4. Save the trigger to update the configuration and store the embedding in the database.

When a trigger fires, the UI highlights the trigger with a blue dot for 3 seconds for easy identification. Additionally, the UI will show the last date/time and tracked object ID that activated your trigger. The last triggered timestamp is not saved to the database or persisted through restarts of Frigate.
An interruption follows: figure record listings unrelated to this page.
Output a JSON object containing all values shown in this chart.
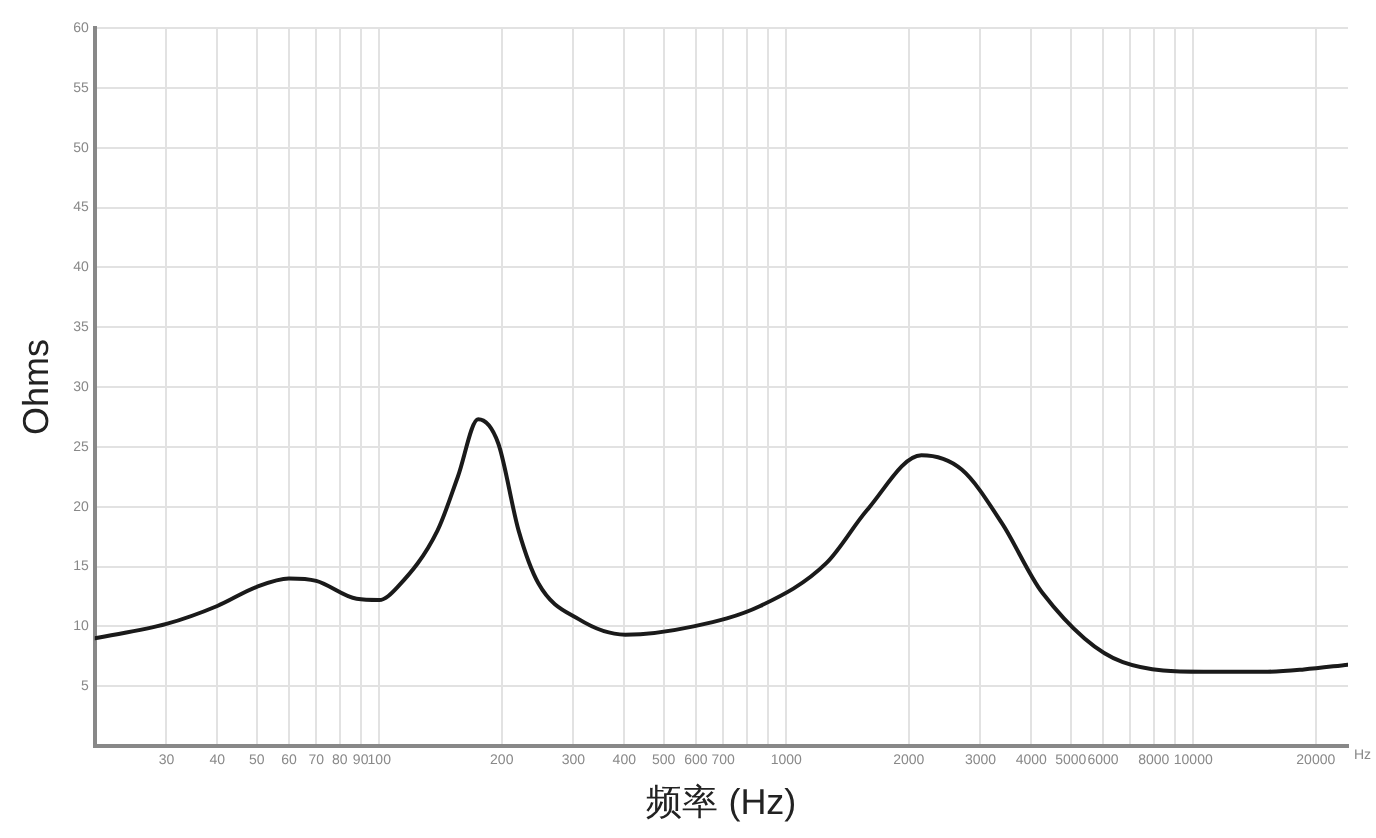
{
  "chart_data": {
    "type": "line",
    "xlabel": "频率 (Hz)",
    "ylabel": "Ohms",
    "log": "x",
    "grid": true,
    "legend": false,
    "marker": "none",
    "line_style": "solid",
    "xlim": [
      20,
      24000
    ],
    "ylim": [
      0,
      60
    ],
    "xticks": [
      30,
      40,
      50,
      60,
      70,
      80,
      90,
      100,
      200,
      300,
      400,
      500,
      600,
      700,
      {
        "value": 800,
        "label": null
      },
      {
        "value": 900,
        "label": null
      },
      1000,
      2000,
      3000,
      4000,
      5000,
      6000,
      {
        "value": 7000,
        "label": null
      },
      8000,
      {
        "value": 9000,
        "label": null
      },
      10000,
      20000
    ],
    "yticks": [
      5,
      10,
      15,
      20,
      25,
      30,
      35,
      40,
      45,
      50,
      55,
      60
    ],
    "annotations": [
      "Hz"
    ],
    "x": [
      20,
      30,
      40,
      50,
      60,
      70,
      88,
      100,
      111,
      139,
      156,
      175,
      196,
      220,
      246,
      309,
      402,
      592,
      863,
      1256,
      1578,
      2148,
      2698,
      3390,
      4258,
      6714,
      10600,
      14900,
      18700,
      24000
    ],
    "series": [
      {
        "color": "#1a1a1a",
        "values": [
          9.0,
          10.2,
          11.7,
          13.3,
          14.0,
          13.8,
          12.3,
          12.2,
          13.3,
          18.0,
          22.5,
          27.3,
          25.3,
          18.0,
          13.6,
          10.6,
          9.3,
          10.0,
          11.7,
          15.3,
          19.7,
          24.3,
          23.1,
          18.6,
          12.8,
          7.0,
          6.2,
          6.2,
          6.4,
          6.8
        ]
      }
    ]
  }
}
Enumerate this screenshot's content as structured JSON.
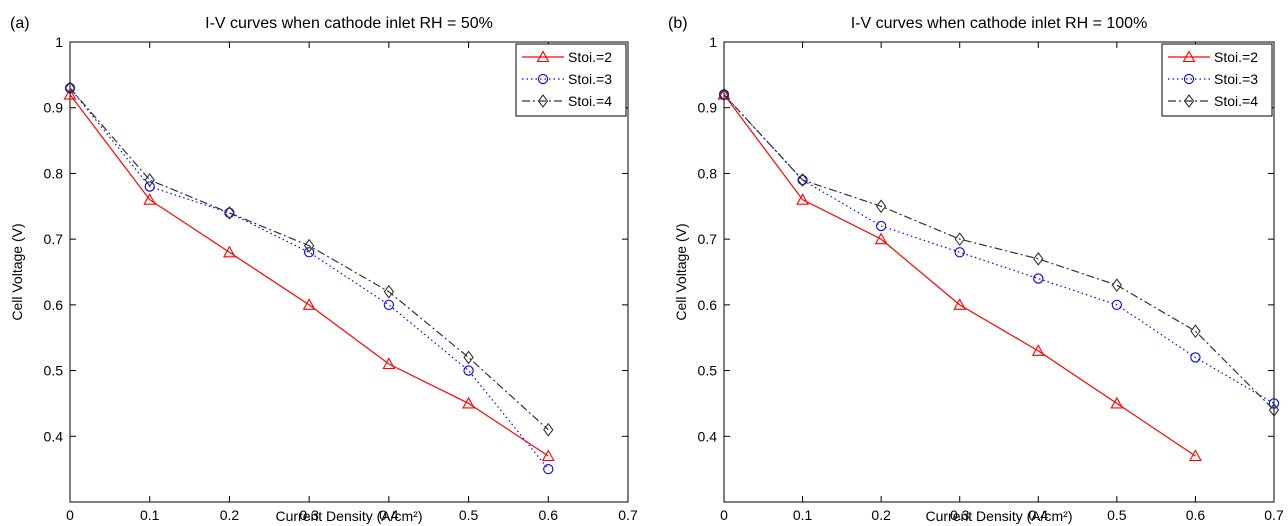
{
  "chart_data": [
    {
      "type": "line",
      "panel_label": "(a)",
      "title": "I-V curves when cathode inlet RH = 50%",
      "xlabel": "Current Density (A/cm²)",
      "ylabel": "Cell Voltage (V)",
      "xlim": [
        0,
        0.7
      ],
      "ylim": [
        0.3,
        1.0
      ],
      "xticks": [
        "0",
        "0.1",
        "0.2",
        "0.3",
        "0.4",
        "0.5",
        "0.6",
        "0.7"
      ],
      "yticks": [
        "0.4",
        "0.5",
        "0.6",
        "0.7",
        "0.8",
        "0.9",
        "1"
      ],
      "grid": false,
      "legend_position": "top-right",
      "series": [
        {
          "name": "Stoi.=2",
          "color": "#ff0000",
          "marker": "triangle",
          "dash": "solid",
          "x": [
            0,
            0.1,
            0.2,
            0.3,
            0.4,
            0.5,
            0.6
          ],
          "y": [
            0.92,
            0.76,
            0.68,
            0.6,
            0.51,
            0.45,
            0.37
          ]
        },
        {
          "name": "Stoi.=3",
          "color": "#0000ff",
          "marker": "circle",
          "dash": "dotted",
          "x": [
            0,
            0.1,
            0.2,
            0.3,
            0.4,
            0.5,
            0.6
          ],
          "y": [
            0.93,
            0.78,
            0.74,
            0.68,
            0.6,
            0.5,
            0.35
          ]
        },
        {
          "name": "Stoi.=4",
          "color": "#333333",
          "marker": "diamond",
          "dash": "dashdot",
          "x": [
            0,
            0.1,
            0.2,
            0.3,
            0.4,
            0.5,
            0.6
          ],
          "y": [
            0.93,
            0.79,
            0.74,
            0.69,
            0.62,
            0.52,
            0.41
          ]
        }
      ]
    },
    {
      "type": "line",
      "panel_label": "(b)",
      "title": "I-V curves when cathode inlet RH = 100%",
      "xlabel": "Current Density (A/cm²)",
      "ylabel": "Cell Voltage (V)",
      "xlim": [
        0,
        0.7
      ],
      "ylim": [
        0.3,
        1.0
      ],
      "xticks": [
        "0",
        "0.1",
        "0.2",
        "0.3",
        "0.4",
        "0.5",
        "0.6",
        "0.7"
      ],
      "yticks": [
        "0.4",
        "0.5",
        "0.6",
        "0.7",
        "0.8",
        "0.9",
        "1"
      ],
      "grid": false,
      "legend_position": "top-right",
      "series": [
        {
          "name": "Stoi.=2",
          "color": "#ff0000",
          "marker": "triangle",
          "dash": "solid",
          "x": [
            0,
            0.1,
            0.2,
            0.3,
            0.4,
            0.5,
            0.6
          ],
          "y": [
            0.92,
            0.76,
            0.7,
            0.6,
            0.53,
            0.45,
            0.37
          ]
        },
        {
          "name": "Stoi.=3",
          "color": "#0000ff",
          "marker": "circle",
          "dash": "dotted",
          "x": [
            0,
            0.1,
            0.2,
            0.3,
            0.4,
            0.5,
            0.6,
            0.7
          ],
          "y": [
            0.92,
            0.79,
            0.72,
            0.68,
            0.64,
            0.6,
            0.52,
            0.45
          ]
        },
        {
          "name": "Stoi.=4",
          "color": "#333333",
          "marker": "diamond",
          "dash": "dashdot",
          "x": [
            0,
            0.1,
            0.2,
            0.3,
            0.4,
            0.5,
            0.6,
            0.7
          ],
          "y": [
            0.92,
            0.79,
            0.75,
            0.7,
            0.67,
            0.63,
            0.56,
            0.44
          ]
        }
      ]
    }
  ]
}
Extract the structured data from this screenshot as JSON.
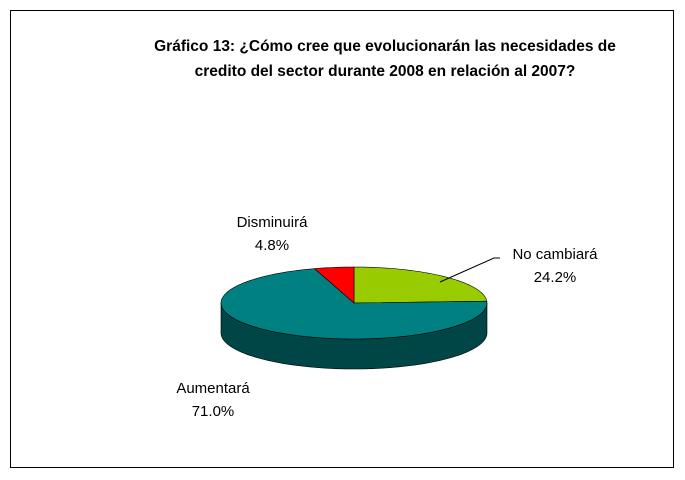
{
  "chart_data": {
    "type": "pie",
    "title": "Gráfico 13: ¿Cómo cree que evolucionarán las necesidades de credito del sector durante 2008 en relación al 2007?",
    "categories": [
      "No cambiará",
      "Aumentará",
      "Disminuirá"
    ],
    "values": [
      24.2,
      71.0,
      4.8
    ],
    "value_labels": [
      "24.2%",
      "71.0%",
      "4.8%"
    ],
    "colors": [
      "#99cc00",
      "#008080",
      "#ff0000"
    ]
  }
}
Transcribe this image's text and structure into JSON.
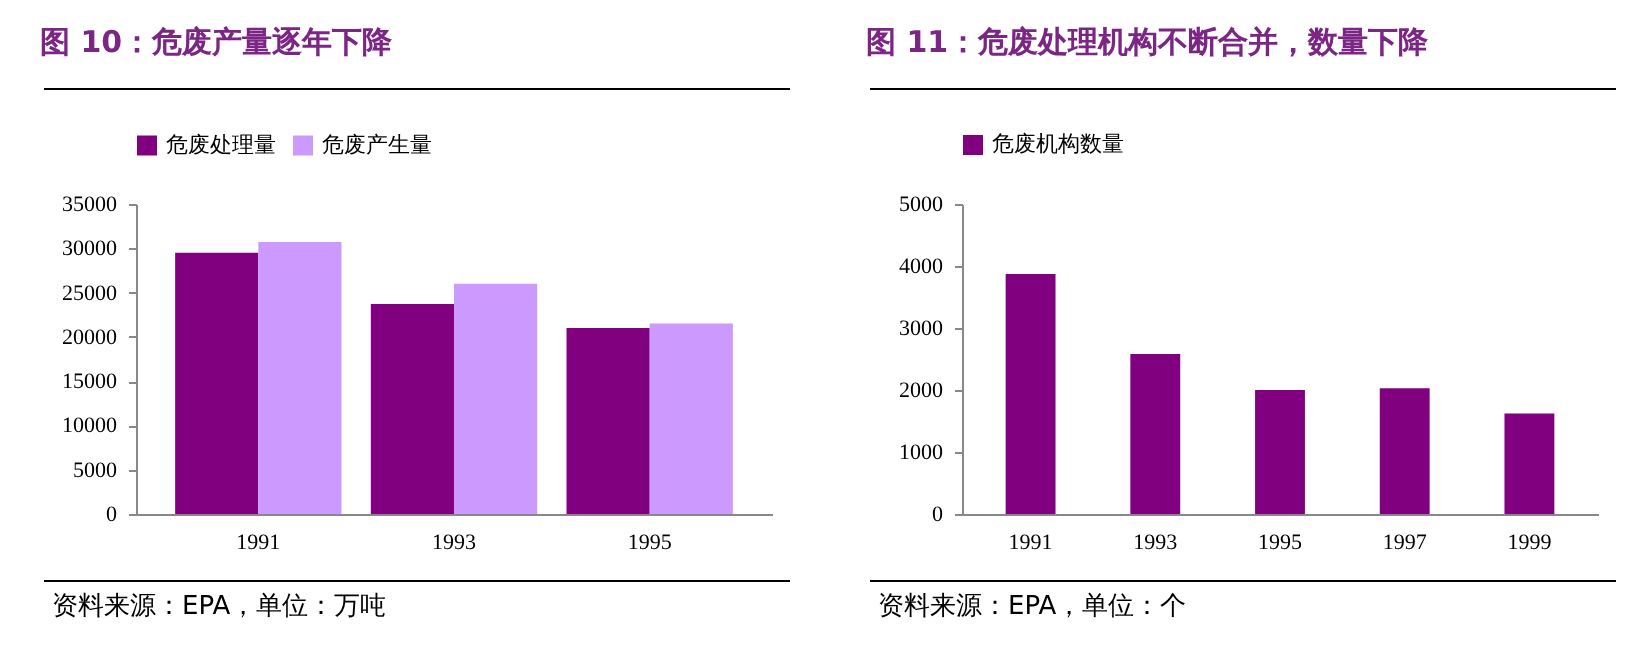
{
  "chart_data": [
    {
      "type": "bar",
      "title": "图 10：危废产量逐年下降",
      "categories": [
        "1991",
        "1993",
        "1995"
      ],
      "series": [
        {
          "name": "危废处理量",
          "color": "#800080",
          "values": [
            29500,
            23700,
            21000
          ]
        },
        {
          "name": "危废产生量",
          "color": "#cc99ff",
          "values": [
            30700,
            26000,
            21500
          ]
        }
      ],
      "ylim": [
        0,
        35000
      ],
      "yticks": [
        0,
        5000,
        10000,
        15000,
        20000,
        25000,
        30000,
        35000
      ],
      "grid": false,
      "legend": "top",
      "annotations": [
        "资料来源：EPA，单位：万吨"
      ]
    },
    {
      "type": "bar",
      "title": "图 11：危废处理机构不断合并，数量下降",
      "categories": [
        "1991",
        "1993",
        "1995",
        "1997",
        "1999"
      ],
      "series": [
        {
          "name": "危废机构数量",
          "color": "#800080",
          "values": [
            3870,
            2580,
            2000,
            2030,
            1620
          ]
        }
      ],
      "ylim": [
        0,
        5000
      ],
      "yticks": [
        0,
        1000,
        2000,
        3000,
        4000,
        5000
      ],
      "grid": false,
      "legend": "top",
      "annotations": [
        "资料来源：EPA，单位：个"
      ]
    }
  ]
}
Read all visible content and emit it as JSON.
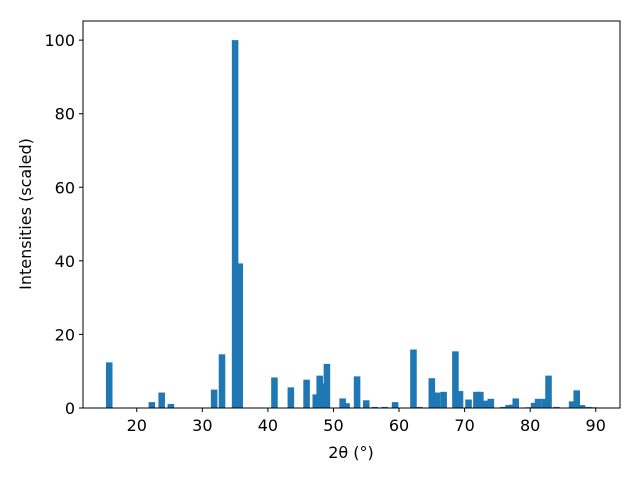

### Usage and Best Practices

1. **Thumbnail Triggers**: Select a representative image (event ID) from the Explore page that closely matches the object you want to detect. For best results, choose images where the object is prominent and fills most of the frame.
2. **Description Triggers**: Write concise, specific text descriptions (e.g., "Person in a red jacket") that align with the tracked object's description. Avoid vague terms to improve matching accuracy.
3. **Threshold Tuning**: Adjust the threshold to balance sensitivity and specificity. A higher threshold (e.g., 0.8) requires closer matches, reducing false positives but potentially missing similar objects. A lower threshold (e.g., 0.6) is more inclusive but may trigger more often.
4. **Using Explore**: Use the context menu or right-click / long-press on a tracked object in the Grid View in Explore to quickly add a trigger based on the tracked object's thumbnail.
5. **Editing triggers**: For the best experience, triggers should be edited via the UI. However, Frigate will ensure triggers edited in the config will be synced with triggers created and edited in the UI.

### Notes

- Triggers rely on the same Jina AI CLIP models (V1 or V2) used for semantic search. Ensure `semantic_search` is enabled and properly configured.
- Reindexing embeddings (via the UI or `reindex: True`) does not affect trigger configurations but may update the embeddings used for matching.
- For optimal performance, use a system with sufficient RAM (8GB minimum, 16GB recommended) and a GPU for `large` model configurations, as described in the Semantic Search requirements.

### FAQ

#### Why can't I create a trigger on thumbnails for some text, like "person with a blue shirt" and have it trigger when a person with a blue shirt is detected?

TL;DR: Text-to-image triggers aren't supported because CLIP can confuse similar images and give inconsistent scores, making automation unreliable. The same word-image pair can give different scores and the score ranges can be too close together to set a clear cutoff.

Text-to-image triggers are not supported due to fundamental limitations of CLIP-based similarity search. While CLIP works well for exploratory, manual queries, it is unreliable for automated triggers based on a threshold. Issues include embedding drift (the same text-image pair can yield different cosine distances over time), lack of true semantic grounding (visually similar but incorrect matches), and unstable thresholding (distance distributions are dataset-dependent and often too tightly clustered to separate relevant from irrelevant results). Instead, it is recommended to set up a workflow with thumbnail triggers: first use text search to manually select 3-5 representative reference tracked objects, then configure thumbnail triggers based on that visual similarity. This provides robust automation without the semantic ambiguity of text to image matching.